- by Arthur Touchot 

Enamelling, the art of applying colourful vitreous enamel paste to the surface of metal and firing it, is one of the many techniques watchmakers use to decorate a timepiece. Some say the craft has been part of horological tradition from the very beginning, as watchmakers quickly understood that is was easier to sell a watch that, in addition to being an accurate timekeeper, was a also a beautiful object in its own right.

Lot 183 - Enamel miniature "La Liseuse sur la Rive Boisée", after Jean-Baptiste-Camille Corot by L. Pellarin-Leroy on an extremely attractive and unique yellow gold openface Patek Philippe pocket watch.

Several techniques emerged during the 17th and 18th century, the most popular in watchmaking being:

- Minuature painting: vitrous enamel is painted directly onto the metal, as the shown in the examples below. 

A highly rare and attractive enamel, diamond and sapphire-set openface Audemars Piguet pocket watch a hunting scene, by NI.GI. Barna, lot 226

Lot 226 - From a a highly rare and attractive enamel, diamond and sapphire-set openface Audemars Piguet pocket watch with "hunting scene" by NI.GI. Barna

A most probably unique, attractive and very well-preserved yellow gold enamel openface Baume & Mercier pocket watch with portrtait by Luce Chappaz, lot 180

Lot 180 - Portrtait by Luce Chappaz on most probably unique, attractive and very well-preserved yellow gold enamel openface Baume & Mercier pocket watch 

- Cloisonné enamelling: fine wires are fused onto the metal’s surface to create separate cavities which are filled with the enamel paste, fired, and hand-finished.

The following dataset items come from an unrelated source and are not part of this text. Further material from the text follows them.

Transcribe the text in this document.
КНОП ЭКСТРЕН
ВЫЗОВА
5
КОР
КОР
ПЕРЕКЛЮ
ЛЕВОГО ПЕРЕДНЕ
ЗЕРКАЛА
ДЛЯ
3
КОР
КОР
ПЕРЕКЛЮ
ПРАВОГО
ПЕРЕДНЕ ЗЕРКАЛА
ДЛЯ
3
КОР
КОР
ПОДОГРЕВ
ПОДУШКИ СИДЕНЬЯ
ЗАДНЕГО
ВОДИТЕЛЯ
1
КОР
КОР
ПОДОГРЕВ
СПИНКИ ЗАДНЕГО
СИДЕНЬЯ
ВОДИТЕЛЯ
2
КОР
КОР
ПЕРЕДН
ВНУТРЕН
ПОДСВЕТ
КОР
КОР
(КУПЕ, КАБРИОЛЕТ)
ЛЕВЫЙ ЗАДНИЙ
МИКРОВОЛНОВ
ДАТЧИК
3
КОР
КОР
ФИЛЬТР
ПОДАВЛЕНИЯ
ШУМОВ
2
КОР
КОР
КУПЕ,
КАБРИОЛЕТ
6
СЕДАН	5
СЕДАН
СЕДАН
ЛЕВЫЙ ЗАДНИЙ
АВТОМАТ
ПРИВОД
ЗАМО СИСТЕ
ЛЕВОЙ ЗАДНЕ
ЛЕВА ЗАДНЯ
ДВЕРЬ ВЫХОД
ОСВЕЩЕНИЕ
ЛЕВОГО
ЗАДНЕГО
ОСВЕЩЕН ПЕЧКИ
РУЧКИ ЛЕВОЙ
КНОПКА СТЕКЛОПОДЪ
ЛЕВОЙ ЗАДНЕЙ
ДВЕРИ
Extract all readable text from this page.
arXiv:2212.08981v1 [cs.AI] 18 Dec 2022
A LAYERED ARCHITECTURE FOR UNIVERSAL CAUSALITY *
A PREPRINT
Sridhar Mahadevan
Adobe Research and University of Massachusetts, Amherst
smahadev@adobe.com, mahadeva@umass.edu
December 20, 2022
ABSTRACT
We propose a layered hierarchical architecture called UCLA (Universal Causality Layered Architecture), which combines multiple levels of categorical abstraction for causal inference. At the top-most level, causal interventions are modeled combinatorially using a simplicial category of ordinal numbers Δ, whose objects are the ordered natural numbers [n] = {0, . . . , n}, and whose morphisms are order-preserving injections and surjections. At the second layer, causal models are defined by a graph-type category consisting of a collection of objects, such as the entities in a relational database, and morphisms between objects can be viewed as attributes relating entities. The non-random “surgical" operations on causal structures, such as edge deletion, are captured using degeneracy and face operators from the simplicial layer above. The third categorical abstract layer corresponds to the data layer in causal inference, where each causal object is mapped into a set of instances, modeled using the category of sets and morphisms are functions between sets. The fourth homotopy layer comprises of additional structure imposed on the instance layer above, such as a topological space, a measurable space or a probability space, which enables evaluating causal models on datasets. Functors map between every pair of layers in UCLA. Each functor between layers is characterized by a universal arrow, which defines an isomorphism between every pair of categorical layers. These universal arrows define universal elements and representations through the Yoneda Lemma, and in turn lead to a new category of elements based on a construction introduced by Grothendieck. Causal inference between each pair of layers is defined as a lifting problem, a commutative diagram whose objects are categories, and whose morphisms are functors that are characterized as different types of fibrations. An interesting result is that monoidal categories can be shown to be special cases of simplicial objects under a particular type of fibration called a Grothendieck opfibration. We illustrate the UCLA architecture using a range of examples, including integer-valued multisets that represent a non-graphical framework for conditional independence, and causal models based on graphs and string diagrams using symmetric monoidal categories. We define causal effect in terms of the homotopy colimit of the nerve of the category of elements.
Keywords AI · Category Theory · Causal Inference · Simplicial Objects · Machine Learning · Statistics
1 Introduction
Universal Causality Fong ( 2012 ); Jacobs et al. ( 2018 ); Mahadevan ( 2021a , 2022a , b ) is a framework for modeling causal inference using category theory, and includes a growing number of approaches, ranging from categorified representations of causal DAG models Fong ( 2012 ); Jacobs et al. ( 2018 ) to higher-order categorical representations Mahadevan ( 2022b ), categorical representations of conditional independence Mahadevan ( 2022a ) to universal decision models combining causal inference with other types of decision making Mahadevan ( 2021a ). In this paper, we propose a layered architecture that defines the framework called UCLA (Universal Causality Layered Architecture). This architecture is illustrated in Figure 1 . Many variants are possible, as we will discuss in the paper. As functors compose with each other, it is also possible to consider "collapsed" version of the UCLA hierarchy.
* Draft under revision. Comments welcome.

Lot 184 - From a highly rare and attractive polychrome cloisonné enamel Patek Philippe dome clock displaying Ptolemy and Copernicus (above) with original certificate and presentation box

- Champlevé enamel: cavities are created by removing metal, usually by the hand of a skilled engraver, in order to hold the paste. Similarly it enamel is then fired and the surface is sanded by hand.

Lot 225 - A unique Patek Philippe pocket watch reference 982/129 with paillonné enamel dial

- Paillonné enamel: A "paillon" (a piece of foil) is placed between two layers of enamel in order to create an interesting shimmering effect. 

Enamelled timepieces typically depict scenes of Greek mythology, renowned works of arts, world maps and cityscapes, as well as famous portraits, and occasionally, a commissioned portrait of the future owner of the watch.

Lot 223 of The Geneva Watch Auction X - A rare pink gold Patek Philippe world time reference 5131R with cloisonné enamel dial

While pocket watches previously presented large canvases, the development and then increasing popularity of wristwatches presented a new challenge for enamelers: much smaller spaces required a more delicate hand and a finer touch, and as a result, watchmakers have become less reliant on this this type of decoration, and enamelled pieces have become increasingly scarce. 

Lot 223 - Close-up of the enamel dial

Enamelling is today a rare metier d’Art, which is taught and preserved by extremely skilled craftsmen within special departments inside watch manufacturers. In 2017, Senior Consultant Aurel Bacs awarded the GPHG Special Jury to Suzanne Rohr and Anita Porchet for their contribution to the art of enameling, and we continue to pay tribute to this incredible skill which deserves protecting, through our selection of superlative enamelled watches and pocket watches.